Il sarcofago di Larth Sentinates Caesa nel Museo Archeologico Nazionale di Chiusi, dalla tomba
La tomba della Pellegrina, scoperta nel 1928, è situata a circa 2 chilometri da Chiusi. Appartenne alla famiglia dei Sentinates e fu utilizzata tra la fine del secolo IV e il II a.C. Si presenta costituita da una camera quadrangolare scavata nell'arenaria, cui si accedeva mediante un lungo dromos; sui lati erano scavate due piccole camere che fiancheggiavano la principale, chiuse da lastre di pietra e quattro loculi per le deposizioni secondarie. Conteneva cinque sarcofagi e dodici urne di alabastro e travertino. Nella camera centrale fu rinvenuta l'urna di Larth Sentinates Caesa, conservata nel museo archeologico di Chiusi.
L’ULTIMO ETRUSCO
di Furio Durando
Lungo corre lo sguardo, e malinconico. Corto esala il fiato. Le labbra sono socchiuse, la loro piega amara contiene l’incredulità per l’esito – exitus, uscita, ma dove? è dunque nel vuoto del nulla che precipita la vita? Perché essere nobili condanna a non credere che la banalità della morte possa chiudere la favola terrena, rivelandone così l’inganno a volte sospettato, e spesso invano medicato a gioia ed ebbrezza, a silenzio e saggezza.
Sotto la fronte spaziosa s’affossano inquiete pupille, linee virili che sanno il piacere disegnano il fiero profilo di un uomo che esiste davvero.

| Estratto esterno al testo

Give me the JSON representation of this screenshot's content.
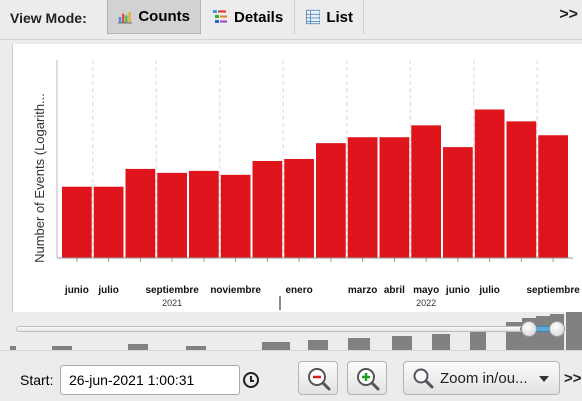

L’anello eccessivo alla mano sinistra, la lunga ghirlanda che pende dal collo, le tempie recinte da segni di festa e convivio: tutto descrive l’addio. Ma che l’addio sia degno di un principe, questo è dovuto, e che si possa stare, per l’ultima volta, mezzo nudo, profumato, disteso sui cuscini della klíne, stravaccato con la grazia che a un plebeo mai toccherà, come si fosse a banchetto, lo stesso che i familiari e i parenti imbandiranno alle esequie. «Que fin la mort de mon delit acabi en melodia», che persino la morte della mia gioia finisca in melodia, scrive Josep Carner, un poeta catalano di fine Ottocento.
Lini finissimi avvolgono il corpo gentile – morbida pelle, paciosa pinguedine: la veste è già il preludio del sudario, la quiete rassegnata attende gli incensi e le danze. E tanta luce per tanta bellezza – magnifico alabastro volterrano – è destinata al buio artificiale e senza pace di una camera tombale!
Quel nome rubricato sopra al bordo del coperchio, quel nome che corre da destra a sinistra, come insegnarono gli avi approdati da oriente in secoli lontani, ha così un unico senso. Qui dentro, dice, c’è quel che rimane di un nobile etrusco – praticamente polvere e un coperchio d’alabastro con la sua immagine distesa. Visse, fu forse felice, rimpianse la vita morendo e temette l’orrore infernale. Aveva un prenome che denotava la cultura profonda, o forse soltanto un esotismo superficiale, ma à la page, dei suoi genitori: Laerte lo chiamarono, come il padre di Odisseo, magari come si chiamava un nonno. E un gentilizio, Sentinate, che puzza d’Umbria e d’imprese – belliche o economiche, chissà, fors’anche spregiudicate come conviene alle une e alle altre, perché Sentinum era la città umbra che oggi chiamiamo Sassoferrato. E infine un cognome etrusco per davvero, e sanno gli dèi che vorrà dire.
Se vi chiedete che cosa stia guardando, è presto detto.
Larth Sentinates Caesa, deposto fra il 250 e il 200 a.C. nella camera centrale della splendida Tomba della Pellegrina, lungo la strada che porta al Lago di Chiusi, guarda la notte infinita che attende lui e che incombe sul popolo dei Raśna. I Romani hanno appena debellato Velzna, la Masada etrusca, che avremmo poi chiamato Orvieto.
L’ultima Etruria chiude su se stessa una parabola di secoli di luce.